The objective of the ACE Program is to develop extraction technology to support automatic processing of source language data (in the form of natural text, and as text derived from ASR and OCR). This includes classification, filtering, and selection based on the language content of the source data, i.e., based on the meaning conveyed by the data. Thus the ACE program requires the development of technologies that automatically detect and characterize this meaning. The ACE research objectives are viewed as the detection and characterization of Entities, Relations, and Events.

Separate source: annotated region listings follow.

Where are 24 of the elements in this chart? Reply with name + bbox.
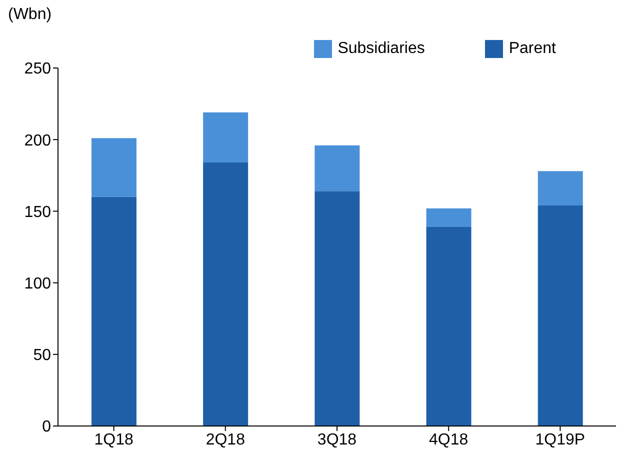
- y-tick-label: 50: [33, 347, 52, 364]
- bar: [538, 205, 583, 426]
- bar: [203, 112, 248, 163]
- y-tick-label: 150: [24, 204, 52, 221]
- legend-label: Subsidiaries: [336, 40, 425, 58]
- bar: [314, 145, 360, 192]
- x-tick-label: 1Q19P: [535, 431, 586, 448]
- y-tick-label: 200: [24, 132, 52, 150]
- legend-label: Parent: [508, 40, 556, 58]
- bar: [203, 162, 248, 426]
- bar: [91, 196, 136, 426]
- x-tick-label: 4Q18: [429, 431, 468, 448]
- y-tick-label: 0: [42, 418, 52, 436]
- x-tick-label: 3Q18: [317, 431, 357, 448]
- x-tick-label: 2Q18: [206, 431, 246, 448]
- bar: [314, 191, 360, 426]
- y-axis-title: (Wbn): [8, 6, 52, 24]
- y-tick-label: 250: [24, 60, 52, 78]
- bar: [426, 208, 472, 227]
- bar: [538, 171, 583, 206]
- bar: [426, 226, 472, 426]
- x-tick-label: 1Q18: [94, 431, 134, 448]
- y-tick-label: 100: [24, 275, 52, 292]
- bar: [91, 138, 136, 197]
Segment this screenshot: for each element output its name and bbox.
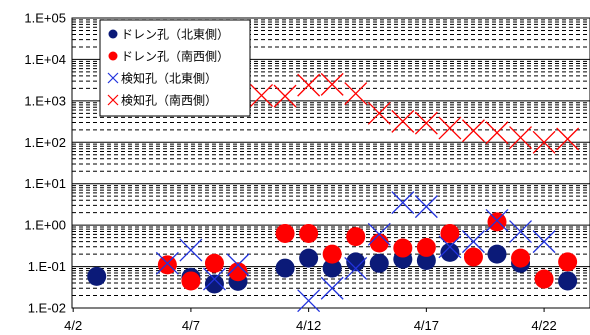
data-point bbox=[416, 251, 436, 271]
x-tick-label: 4/22 bbox=[531, 318, 556, 333]
data-point bbox=[367, 101, 391, 125]
legend-marker bbox=[107, 94, 119, 106]
data-point bbox=[558, 252, 578, 272]
data-point bbox=[461, 119, 485, 143]
gridlines bbox=[72, 17, 590, 309]
data-point bbox=[299, 223, 319, 243]
y-tick-label: 1.E-01 bbox=[28, 259, 66, 274]
data-point bbox=[438, 116, 462, 140]
data-point bbox=[485, 121, 509, 145]
data-point bbox=[275, 258, 295, 278]
data-point bbox=[273, 84, 297, 108]
data-point bbox=[391, 109, 415, 133]
x-axis-ticks: 4/2 4/7 4/12 4/17 4/22 bbox=[64, 308, 557, 333]
y-tick-label: 1.E+01 bbox=[24, 176, 66, 191]
data-point bbox=[532, 130, 556, 154]
legend-label: ドレン孔（北東側） bbox=[121, 28, 229, 42]
data-point bbox=[438, 235, 462, 259]
data-point bbox=[344, 82, 368, 106]
data-point bbox=[487, 244, 507, 264]
plot-area bbox=[71, 17, 590, 309]
y-tick-label: 1.E-02 bbox=[28, 301, 66, 316]
data-point bbox=[202, 267, 226, 291]
y-tick-label: 1.E+04 bbox=[24, 52, 66, 67]
data-point bbox=[367, 222, 391, 246]
data-point bbox=[416, 237, 436, 257]
data-point bbox=[320, 72, 344, 96]
data-point bbox=[487, 212, 507, 232]
data-point bbox=[322, 258, 342, 278]
data-point bbox=[155, 251, 179, 275]
data-point bbox=[440, 242, 460, 262]
y-axis-ticks: 1.E-02 1.E-01 1.E+00 1.E+01 1.E+02 1.E+03 1.E+… bbox=[24, 11, 66, 316]
data-point bbox=[532, 230, 556, 254]
data-point bbox=[393, 238, 413, 258]
data-point bbox=[534, 269, 554, 289]
data-point bbox=[558, 271, 578, 291]
data-point bbox=[250, 83, 274, 107]
data-point bbox=[463, 247, 483, 267]
legend-box bbox=[99, 19, 251, 117]
data-point bbox=[556, 127, 580, 151]
data-point bbox=[414, 111, 438, 135]
data-point bbox=[226, 253, 250, 277]
series-4 bbox=[226, 72, 580, 154]
x-tick-label: 4/12 bbox=[296, 318, 321, 333]
legend-marker bbox=[108, 51, 118, 61]
y-tick-label: 1.E+02 bbox=[24, 135, 66, 150]
x-tick-label: 4/2 bbox=[64, 318, 82, 333]
data-point bbox=[369, 233, 389, 253]
data-point bbox=[509, 220, 533, 244]
data-point bbox=[297, 73, 321, 97]
legend-label: 検知孔（南西側） bbox=[121, 93, 217, 108]
legend: ドレン孔（北東側） ドレン孔（南西側） 検知孔（北東側） 検知孔（南西側） bbox=[99, 19, 251, 117]
data-point bbox=[204, 274, 224, 294]
data-point bbox=[275, 223, 295, 243]
data-point bbox=[228, 262, 248, 282]
data-point bbox=[485, 208, 509, 232]
legend-marker bbox=[108, 29, 118, 39]
data-point bbox=[299, 248, 319, 268]
data-point bbox=[509, 126, 533, 150]
data-point bbox=[346, 227, 366, 247]
data-point bbox=[322, 244, 342, 264]
data-point bbox=[414, 195, 438, 219]
data-point bbox=[320, 276, 344, 300]
data-point bbox=[297, 289, 321, 313]
data-point bbox=[344, 257, 368, 280]
data-point bbox=[179, 238, 203, 262]
data-point bbox=[461, 230, 485, 254]
legend-marker bbox=[107, 72, 119, 84]
x-tick-label: 4/7 bbox=[182, 318, 200, 333]
data-point bbox=[181, 271, 201, 291]
y-tick-label: 1.E+05 bbox=[24, 11, 66, 26]
y-tick-label: 1.E+03 bbox=[24, 93, 66, 108]
data-point bbox=[87, 266, 107, 286]
data-point bbox=[391, 191, 415, 215]
data-point bbox=[346, 252, 366, 272]
y-tick-label: 1.E+00 bbox=[24, 218, 66, 233]
data-marks bbox=[87, 72, 580, 313]
legend-label: ドレン孔（南西側） bbox=[121, 49, 229, 64]
legend-label: 検知孔（北東側） bbox=[121, 72, 217, 86]
series-3 bbox=[155, 191, 556, 313]
x-tick-label: 4/17 bbox=[414, 318, 439, 333]
data-point bbox=[204, 253, 224, 273]
data-point bbox=[369, 253, 389, 273]
data-point bbox=[511, 248, 531, 268]
series-2 bbox=[157, 212, 578, 291]
data-point bbox=[157, 255, 177, 275]
data-point bbox=[440, 223, 460, 243]
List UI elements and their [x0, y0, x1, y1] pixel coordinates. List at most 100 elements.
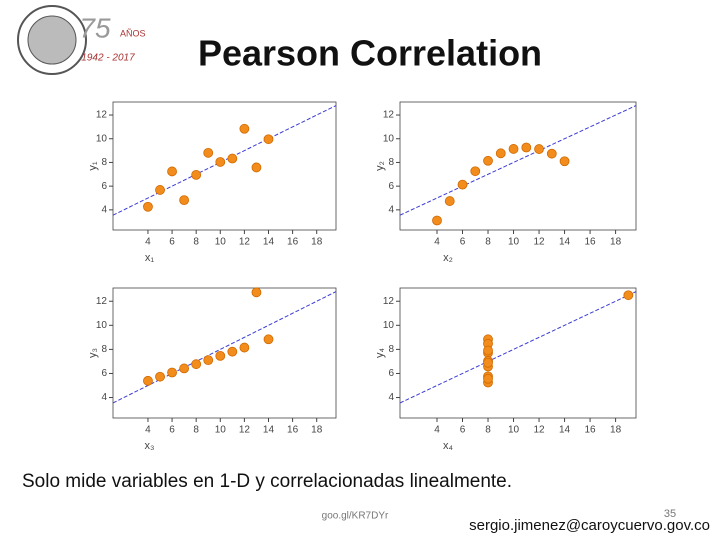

Linguistic Data Consortium develops annotation guidelines, corpora and other linguistic resources to support the ACE Program. Some of these resources have been developed in cooperation with the TIDES Program, in support of TIDES Extraction evaluations.
ACE annotators tag broadcast transcripts, newswire and newspaper data in English, Chinese and Arabic, producing both training and test data for common research task evaluations. There are three primary ACE annotation tasks corresponding to the three research objectives: Entity Detection and Tracking (EDT), Relation Detection and Characterization (RDC), and Event Detection and Characterization (EDC). A fourth annotation task, Entity Linking (LNK), groups all references to a single entity and all its properties together into a Composite Entity.
Entity Detection and Tracking (EDT) is the core annotation task, providing the foundation for all remaining tasks. The current ACE task identifies seven types of entities: Person, Organization, Location, Facility, Weapon, Vehicle and Geo-Political Entity (GPEs). Each type is further divided into subtypes (for instance, Organization subtypes include Government, Commercial, Educational, Non-profit, Other). Annotators tag all mentions of each entity within a document, whether named, nominal or pronominal. For every mention, the annotator identifies the maximal extent of the string that represents the entity, and labels the head of each mention. Nested mentions are also captured. Each entity is classified according to its type and subtype. Each entity mention is further tagged according to its class - specific, generic, attributive, negatively quantified or underspecified. During the LNK annotation task, annotators review the entire document to group mentions of the same entity together; they also label cases of metonymy, where the name of one entity is used to refer to another entity (or entities) related to it.
Relation Detection and Characterization (RDC) involves the identification of relations between entities. This task was added in Phase 2 of ACE. The current definition of RDC targets physical relations including Located, Near and Part-Whole; social/personal relations including Business, Family and Other; a range of employment or membership relations; relations between artifacts and agents (including ownership); affiliation-type relations like ethnicity; relationships between persons and GPEs like citizenship; and finally discourse relations. For every relation, annotators identify two primary arguments (namely, the two ACE entities that are linked) as well as the relation′s temporal attributes. Relations that are supported by explicit textual evidence are distinguished from those that depend on contextual inference on the part of the reader. 数据挖掘研究院
ACE Phase Three adds a new challenge: Event Detection and Characterization (EDC) . In EDC, annotators identify and characterize five types of events in which EDT entities participate. Targeted types include Interaction, Movement, Transfer, Creation and Destruction events. Annotators tag the textual mention or anchor for each event, and categorize it by type and subtype. They further identify event arguments (agent, object, source and target) and attributes (temporal, locative as well as others like instrument or purpose) according to a type-specific template.
In future phases of ACE, annotators will identify additional event types as well as characterizing relations between events.